Leaving Laughlin; the longest day
It’s been a 500-mile day… almost. We fell a half-mile short of that figure, and I briefly considered riding around in the parking lot of the Topaz Lodge until the tripmeter turned over, but the hell with it. Over the course of the day’s ride, we’ve experienced a 50-degree variation in temperature, and a 7,500-foot variation in elevation. Another bloody hot dash across the Mojave Desert out of Laughlin segued into a long lope up Highway 395 from Kramer Junction to Topaz Lake, running between the 14,000-foot peaks of the Sierras and their 10,000-foot counterparts on the Nevada side and taking a sound thrashing from crosswinds. The Special charges on through all of it unfazed, unflappable, and I remain physically unfazed as well, without the slightest symptom of monkey-butt, spine-lock, shmush-guts, digital numbness, Jake leg or incontinence. But it was on the downslope of 8,000-foot Deadman’s Pass near Mammoth Lakes that the sky went from a perfect blue to an ominous sheet of gray, and in seeing that development, something unnerving occurred to me: the calendar. In my fevered haste to escape the oppressive heat of the desert and seek relief in the high country, I’d completely overlooked the fact that this was April. And that no sane motorcyclist counts on getting over a high Sierra pass in April. May’s usually sketchy. Some years, even June’s a gamble.
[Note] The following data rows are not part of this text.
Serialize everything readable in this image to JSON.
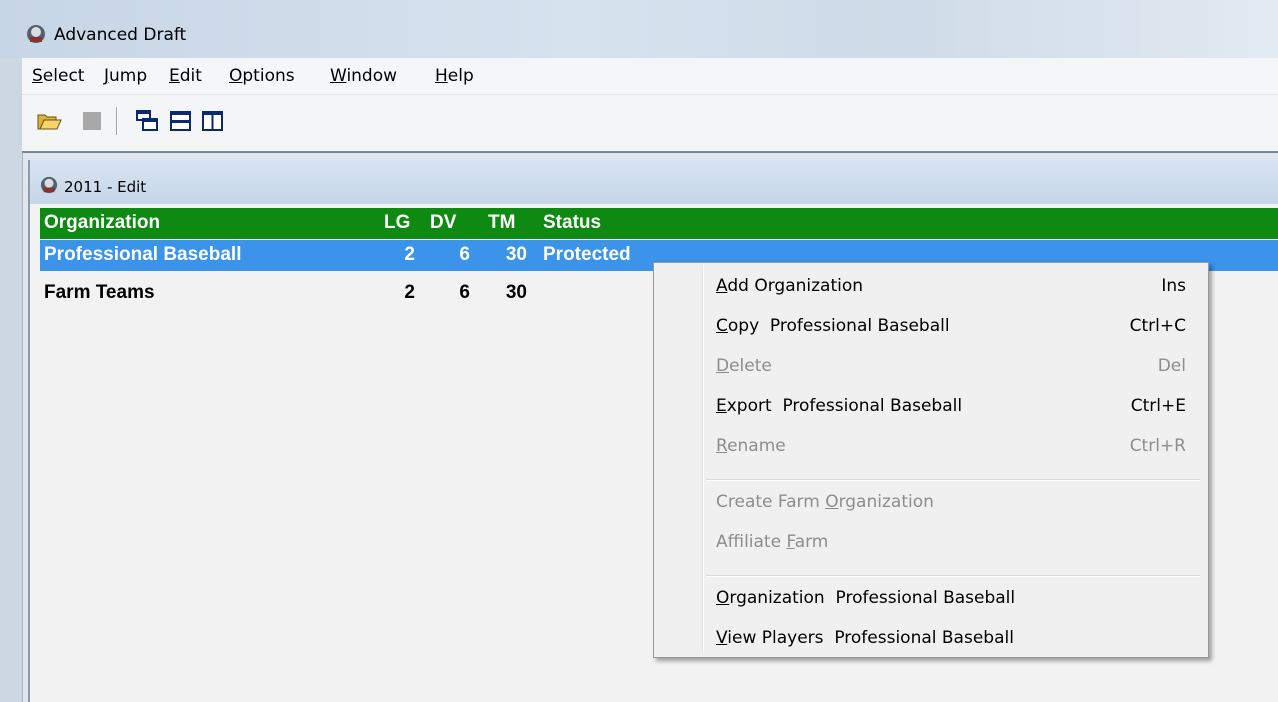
{
  "window": {
    "title": "Advanced Draft",
    "app_icon": "baseball-player-icon"
  },
  "menubar": {
    "items": [
      {
        "label": "Select",
        "mnemonic": "S"
      },
      {
        "label": "Jump",
        "mnemonic": "J"
      },
      {
        "label": "Edit",
        "mnemonic": "E"
      },
      {
        "label": "Options",
        "mnemonic": "O"
      },
      {
        "label": "Window",
        "mnemonic": "W"
      },
      {
        "label": "Help",
        "mnemonic": "H"
      }
    ]
  },
  "toolbar": {
    "buttons": [
      {
        "icon": "open-folder-icon"
      },
      {
        "icon": "stop-icon"
      },
      {
        "icon": "cascade-windows-icon"
      },
      {
        "icon": "tile-horizontal-icon"
      },
      {
        "icon": "tile-vertical-icon"
      }
    ]
  },
  "child_window": {
    "title": "2011 - Edit",
    "columns": {
      "organization": "Organization",
      "lg": "LG",
      "dv": "DV",
      "tm": "TM",
      "status": "Status"
    },
    "rows": [
      {
        "organization": "Professional Baseball",
        "lg": "2",
        "dv": "6",
        "tm": "30",
        "status": "Protected",
        "selected": true
      },
      {
        "organization": "Farm Teams",
        "lg": "2",
        "dv": "6",
        "tm": "30",
        "status": "",
        "selected": false
      }
    ]
  },
  "context_menu": {
    "groups": [
      [
        {
          "label": "Add Organization",
          "mnemonic": "A",
          "shortcut": "Ins",
          "enabled": true
        },
        {
          "label": "Copy  Professional Baseball",
          "mnemonic": "C",
          "shortcut": "Ctrl+C",
          "enabled": true
        },
        {
          "label": "Delete",
          "mnemonic": "D",
          "shortcut": "Del",
          "enabled": false
        },
        {
          "label": "Export  Professional Baseball",
          "mnemonic": "E",
          "shortcut": "Ctrl+E",
          "enabled": true
        },
        {
          "label": "Rename",
          "mnemonic": "R",
          "shortcut": "Ctrl+R",
          "enabled": false
        }
      ],
      [
        {
          "label": "Create Farm Organization",
          "mnemonic": "O",
          "shortcut": "",
          "enabled": false
        },
        {
          "label": "Affiliate Farm",
          "mnemonic": "F",
          "shortcut": "",
          "enabled": false
        }
      ],
      [
        {
          "label": "Organization  Professional Baseball",
          "mnemonic": "O",
          "shortcut": "",
          "enabled": true
        },
        {
          "label": "View Players  Professional Baseball",
          "mnemonic": "V",
          "shortcut": "",
          "enabled": true
        }
      ]
    ]
  },
  "colors": {
    "header_green": "#0e8a12",
    "selection_blue": "#3b94ea",
    "disabled_text": "#8d8d8d"
  }
}
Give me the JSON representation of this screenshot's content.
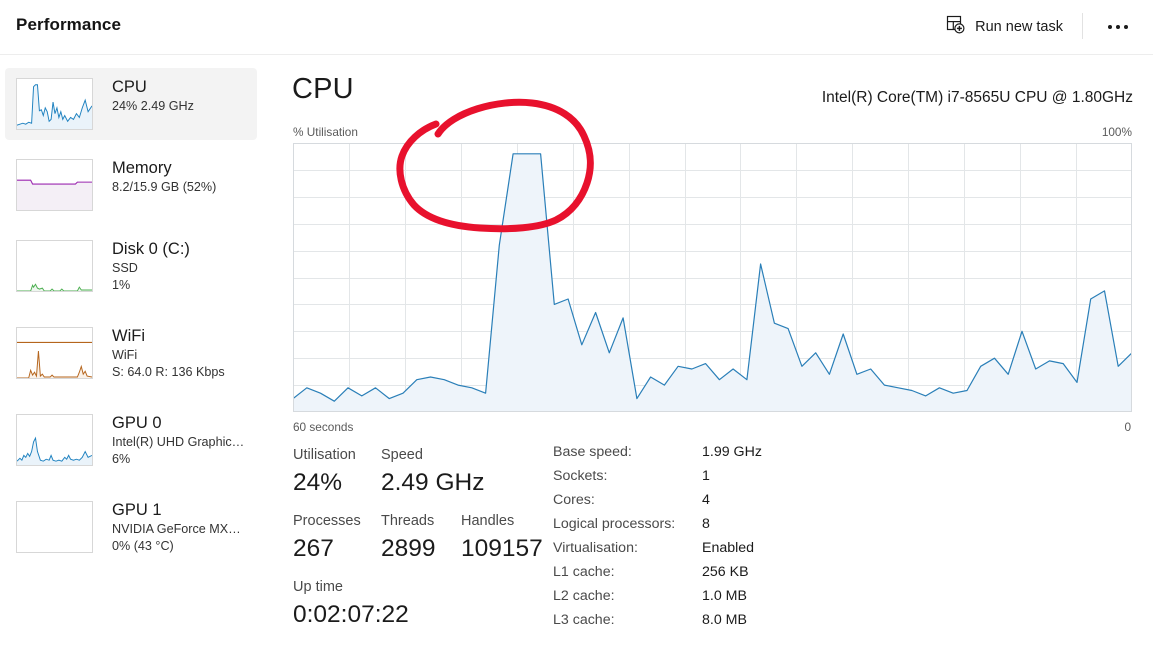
{
  "window": {
    "title": "Performance"
  },
  "toolbar": {
    "run_new_task_label": "Run new task",
    "run_new_task_icon": "new-task-window-plus-icon",
    "more_label": "",
    "more_icon": "ellipsis-icon"
  },
  "sidebar": {
    "items": [
      {
        "name": "CPU",
        "sub1": "24%  2.49 GHz",
        "sub2": "",
        "selected": true,
        "color": "#1f82c0",
        "fill": "#eef5fb",
        "graph": "cpu-thumb-graph"
      },
      {
        "name": "Memory",
        "sub1": "8.2/15.9 GB (52%)",
        "sub2": "",
        "selected": false,
        "color": "#9b27b0",
        "fill": "#f4eff6",
        "graph": "memory-thumb-graph"
      },
      {
        "name": "Disk 0 (C:)",
        "sub1": "SSD",
        "sub2": "1%",
        "selected": false,
        "color": "#4caf50",
        "fill": "#eef7ef",
        "graph": "disk-thumb-graph"
      },
      {
        "name": "WiFi",
        "sub1": "WiFi",
        "sub2": "S: 64.0 R: 136 Kbps",
        "selected": false,
        "color": "#b5651d",
        "fill": "#faf1e8",
        "graph": "wifi-thumb-graph"
      },
      {
        "name": "GPU 0",
        "sub1": "Intel(R) UHD Graphic…",
        "sub2": "6%",
        "selected": false,
        "color": "#1f82c0",
        "fill": "#eef5fb",
        "graph": "gpu0-thumb-graph"
      },
      {
        "name": "GPU 1",
        "sub1": "NVIDIA GeForce MX…",
        "sub2": "0%  (43 °C)",
        "selected": false,
        "color": "#1f82c0",
        "fill": "#eef5fb",
        "graph": "gpu1-thumb-graph"
      }
    ]
  },
  "main": {
    "heading": "CPU",
    "model": "Intel(R) Core(TM) i7-8565U CPU @ 1.80GHz",
    "y_axis_label": "% Utilisation",
    "y_axis_max": "100%",
    "x_axis_label": "60 seconds",
    "x_axis_min": "0",
    "stats": [
      {
        "label": "Utilisation",
        "value": "24%"
      },
      {
        "label": "Speed",
        "value": "2.49 GHz"
      },
      {
        "label": "Processes",
        "value": "267"
      },
      {
        "label": "Threads",
        "value": "2899"
      },
      {
        "label": "Handles",
        "value": "109157"
      },
      {
        "label": "Up time",
        "value": "0:02:07:22"
      }
    ],
    "info": [
      {
        "key": "Base speed:",
        "value": "1.99 GHz"
      },
      {
        "key": "Sockets:",
        "value": "1"
      },
      {
        "key": "Cores:",
        "value": "4"
      },
      {
        "key": "Logical processors:",
        "value": "8"
      },
      {
        "key": "Virtualisation:",
        "value": "Enabled"
      },
      {
        "key": "L1 cache:",
        "value": "256 KB"
      },
      {
        "key": "L2 cache:",
        "value": "1.0 MB"
      },
      {
        "key": "L3 cache:",
        "value": "8.0 MB"
      }
    ]
  },
  "annotation": {
    "shape": "hand-drawn-red-ellipse",
    "color": "#e8112d",
    "stroke_width": 7
  },
  "chart_data": {
    "type": "area",
    "title": "CPU % Utilisation",
    "xlabel": "60 seconds",
    "ylabel": "% Utilisation",
    "ylim": [
      0,
      100
    ],
    "xlim": [
      60,
      0
    ],
    "grid": true,
    "line_color": "#2a7fb8",
    "fill_color": "#eef4fa",
    "grid_color": "#e3e6e8",
    "legend": "none",
    "values": [
      5,
      9,
      7,
      4,
      9,
      6,
      9,
      5,
      7,
      12,
      13,
      12,
      10,
      9,
      7,
      62,
      96,
      96,
      96,
      40,
      42,
      25,
      37,
      22,
      35,
      5,
      13,
      10,
      17,
      16,
      18,
      12,
      16,
      12,
      55,
      33,
      31,
      17,
      22,
      14,
      29,
      14,
      16,
      10,
      9,
      8,
      6,
      9,
      7,
      8,
      17,
      20,
      14,
      30,
      16,
      19,
      18,
      11,
      42,
      45,
      17,
      22
    ]
  }
}
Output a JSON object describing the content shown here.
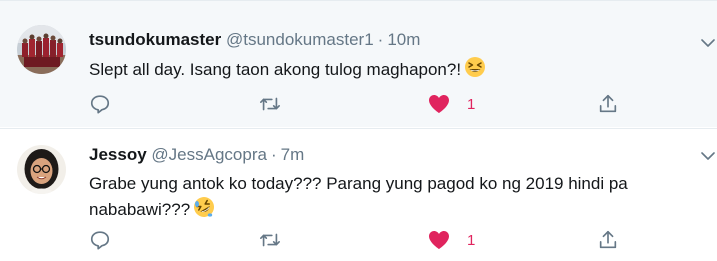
{
  "tweets": [
    {
      "name": "tsundokumaster",
      "handle": "@tsundokumaster1",
      "separator": "·",
      "time": "10m",
      "text": "Slept all day. Isang taon akong tulog maghapon?!",
      "emoji": "grinning-squinting-face",
      "avatar": "basketball-team-photo",
      "likes": "1",
      "liked": true
    },
    {
      "name": "Jessoy",
      "handle": "@JessAgcopra",
      "separator": "·",
      "time": "7m",
      "text": "Grabe yung antok ko today??? Parang yung pagod ko ng 2019 hindi pa nababawi???",
      "emoji": "rolling-on-the-floor-laughing",
      "avatar": "woman-with-glasses-photo",
      "likes": "1",
      "liked": true
    }
  ],
  "colors": {
    "like": "#e0245e",
    "icon": "#657786",
    "text": "#14171a",
    "highlight_bg": "#f5f8fa"
  },
  "icons": [
    "reply-icon",
    "retweet-icon",
    "heart-icon",
    "share-icon",
    "chevron-down-icon"
  ]
}
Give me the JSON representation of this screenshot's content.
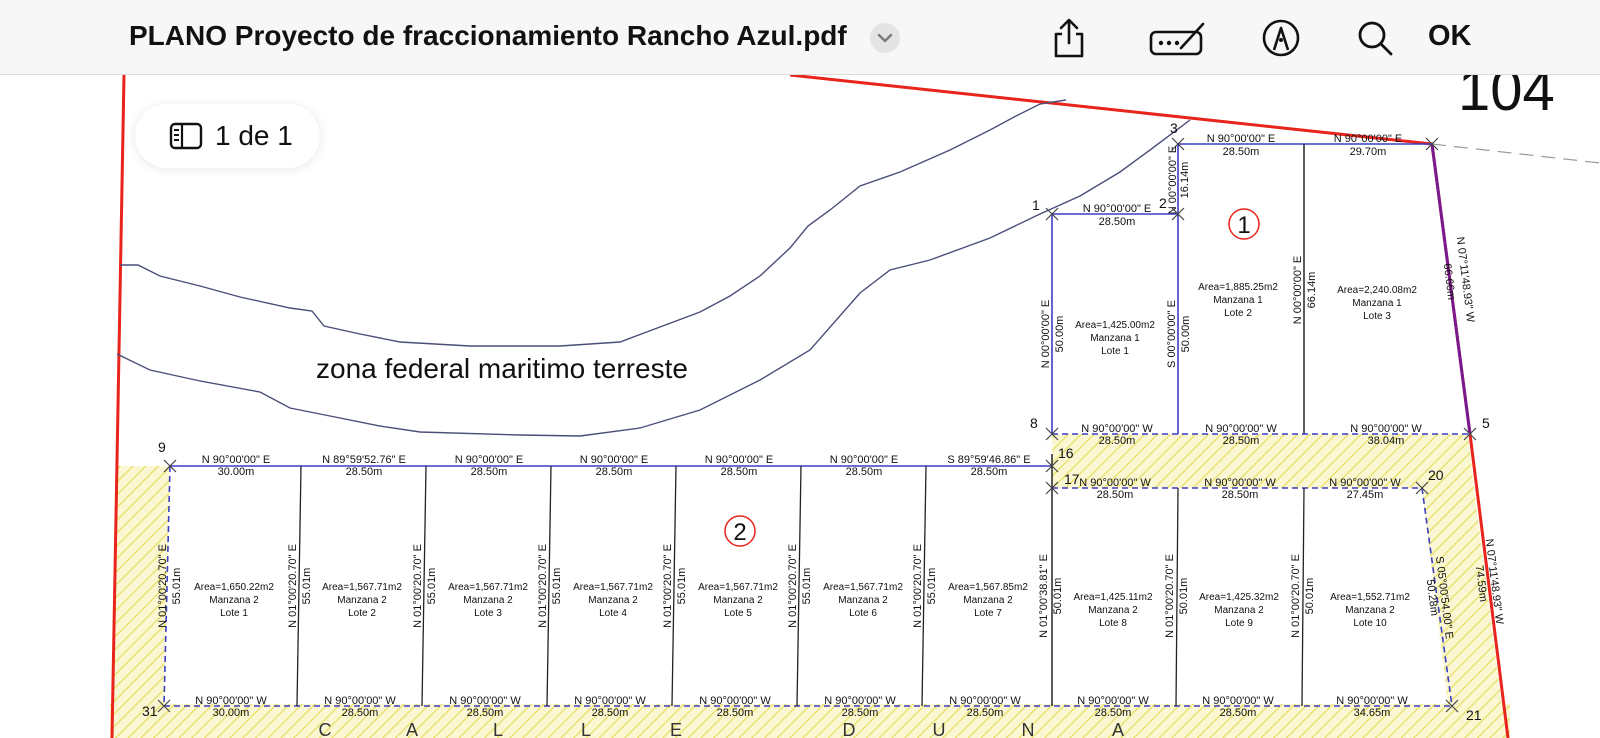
{
  "toolbar": {
    "title": "PLANO Proyecto de fraccionamiento Rancho Azul.pdf",
    "ok_label": "OK"
  },
  "page_indicator": {
    "label": "1 de 1"
  },
  "plan": {
    "corner_number": "104",
    "zone_label": "zona federal maritimo terreste",
    "manzana_markers": [
      "1",
      "2"
    ],
    "points": [
      "1",
      "2",
      "3",
      "5",
      "8",
      "9",
      "16",
      "17",
      "20",
      "21",
      "31"
    ],
    "street_letters": [
      "C",
      "A",
      "L",
      "L",
      "E",
      "D",
      "U",
      "N",
      "A"
    ],
    "m1": {
      "top_edges": [
        {
          "bearing": "N 90°00'00\" E",
          "dist": "28.50m"
        },
        {
          "bearing": "N 90°00'00\" E",
          "dist": "28.50m"
        },
        {
          "bearing": "N 90°00'00\" E",
          "dist": "29.70m"
        }
      ],
      "bottom_edges": [
        {
          "bearing": "N 90°00'00\" W",
          "dist": "28.50m"
        },
        {
          "bearing": "N 90°00'00\" W",
          "dist": "28.50m"
        },
        {
          "bearing": "N 90°00'00\" W",
          "dist": "38.04m"
        }
      ],
      "side_labels": [
        {
          "bearing": "N 00°00'00\" E",
          "dist": "50.00m"
        },
        {
          "bearing": "S 00°00'00\" E",
          "dist": "50.00m"
        },
        {
          "bearing": "N 00°00'00\" E",
          "dist": "66.14m"
        },
        {
          "bearing": "N 00°00'00\" E",
          "dist": "16.14m"
        },
        {
          "bearing": "N 07°11'48.93\" W",
          "dist": "66.66m"
        }
      ],
      "lots": [
        {
          "area": "Area=1,425.00m2",
          "manzana": "Manzana 1",
          "lote": "Lote 1"
        },
        {
          "area": "Area=1,885.25m2",
          "manzana": "Manzana 1",
          "lote": "Lote 2"
        },
        {
          "area": "Area=2,240.08m2",
          "manzana": "Manzana 1",
          "lote": "Lote 3"
        }
      ]
    },
    "m2": {
      "top_edges": [
        {
          "bearing": "N 90°00'00\" E",
          "dist": "30.00m"
        },
        {
          "bearing": "N 89°59'52.76\" E",
          "dist": "28.50m"
        },
        {
          "bearing": "N 90°00'00\" E",
          "dist": "28.50m"
        },
        {
          "bearing": "N 90°00'00\" E",
          "dist": "28.50m"
        },
        {
          "bearing": "N 90°00'00\" E",
          "dist": "28.50m"
        },
        {
          "bearing": "N 90°00'00\" E",
          "dist": "28.50m"
        },
        {
          "bearing": "S 89°59'46.86\" E",
          "dist": "28.50m"
        }
      ],
      "top_edges_right": [
        {
          "bearing": "N 90°00'00\" W",
          "dist": "28.50m"
        },
        {
          "bearing": "N 90°00'00\" W",
          "dist": "28.50m"
        },
        {
          "bearing": "N 90°00'00\" W",
          "dist": "27.45m"
        }
      ],
      "bottom_edges": [
        {
          "bearing": "N 90°00'00\" W",
          "dist": "30.00m"
        },
        {
          "bearing": "N 90°00'00\" W",
          "dist": "28.50m"
        },
        {
          "bearing": "N 90°00'00\" W",
          "dist": "28.50m"
        },
        {
          "bearing": "N 90°00'00\" W",
          "dist": "28.50m"
        },
        {
          "bearing": "N 90°00'00\" W",
          "dist": "28.50m"
        },
        {
          "bearing": "N 90°00'00\" W",
          "dist": "28.50m"
        },
        {
          "bearing": "N 90°00'00\" W",
          "dist": "28.50m"
        },
        {
          "bearing": "N 90°00'00\" W",
          "dist": "28.50m"
        },
        {
          "bearing": "N 90°00'00\" W",
          "dist": "28.50m"
        },
        {
          "bearing": "N 90°00'00\" W",
          "dist": "34.65m"
        }
      ],
      "side_labels": [
        {
          "bearing": "N 01°00'20.70\" E",
          "dist": "55.01m"
        },
        {
          "bearing": "N 01°00'20.70\" E",
          "dist": "55.01m"
        },
        {
          "bearing": "N 01°00'20.70\" E",
          "dist": "55.01m"
        },
        {
          "bearing": "N 01°00'20.70\" E",
          "dist": "55.01m"
        },
        {
          "bearing": "N 01°00'20.70\" E",
          "dist": "55.01m"
        },
        {
          "bearing": "N 01°00'20.70\" E",
          "dist": "55.01m"
        },
        {
          "bearing": "N 01°00'20.70\" E",
          "dist": "55.01m"
        },
        {
          "bearing": "N 01°00'38.81\" E",
          "dist": "50.01m"
        },
        {
          "bearing": "N 01°00'20.70\" E",
          "dist": "50.01m"
        },
        {
          "bearing": "N 01°00'20.70\" E",
          "dist": "50.01m"
        },
        {
          "bearing": "S 05°00'54.00\" E",
          "dist": "50.28m"
        },
        {
          "bearing": "N 07°11'48.93\" W",
          "dist": "74.59m"
        }
      ],
      "lots": [
        {
          "area": "Area=1,650.22m2",
          "manzana": "Manzana 2",
          "lote": "Lote 1"
        },
        {
          "area": "Area=1,567.71m2",
          "manzana": "Manzana 2",
          "lote": "Lote 2"
        },
        {
          "area": "Area=1,567.71m2",
          "manzana": "Manzana 2",
          "lote": "Lote 3"
        },
        {
          "area": "Area=1,567.71m2",
          "manzana": "Manzana 2",
          "lote": "Lote 4"
        },
        {
          "area": "Area=1,567.71m2",
          "manzana": "Manzana 2",
          "lote": "Lote 5"
        },
        {
          "area": "Area=1,567.71m2",
          "manzana": "Manzana 2",
          "lote": "Lote 6"
        },
        {
          "area": "Area=1,567.85m2",
          "manzana": "Manzana 2",
          "lote": "Lote 7"
        },
        {
          "area": "Area=1,425.11m2",
          "manzana": "Manzana 2",
          "lote": "Lote 8"
        },
        {
          "area": "Area=1,425.32m2",
          "manzana": "Manzana 2",
          "lote": "Lote 9"
        },
        {
          "area": "Area=1,552.71m2",
          "manzana": "Manzana 2",
          "lote": "Lote 10"
        }
      ]
    }
  },
  "colors": {
    "boundary": "#e8241c",
    "lot_lines": "#3b3fc4",
    "purple_edge": "#7a1a8f",
    "hatch": "#e9e36a"
  }
}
What the hell was I thinking? The high-pressure bubble that had brought record heat to the region could break down at, literally, any moment, and there we’d be. Utterly cut off and forced to retrace our route for hundreds upon hundreds of miles. We could, of course, get while the getting’s good and try to scoot up over the summit before the weather can take a turn, but after nearly 500 miles, and with the darkness descending, that undertaking didn’t hold a speck of appeal.
No, we would lay over at Topaz Lake and take our chances come the morning. If only a little snow fell at the higher elevations, we could manage that. By now there wasn’t a nuance about the Special’s handling I wasn’t attuned to, and I had absolute faith in the bike’s road savvy. Let it snow. And that’s the way the mind works after a really long and grueling day in the saddle.
Come morning, the bubble has held, and the dark clouds have cleared away. And in the early chill I pack up the Special and we set off up into the Sierras, snow lingering in every shadow, winding over roads still wearing the rockslide road debris of winter. Climbing over at Monitor Pass, and again at Echo Summit, temperature in the 30s, alert for the dread black ice. Vistas unfold at every turn, and that special ecstasy that the road delivers only to the touring rider comes over me. The long descent to the valley below begins, and of the many things I know about this bike after 2,500 adventurous miles all told, what I know best right now is that I don’t want to return it to the Fleet Center.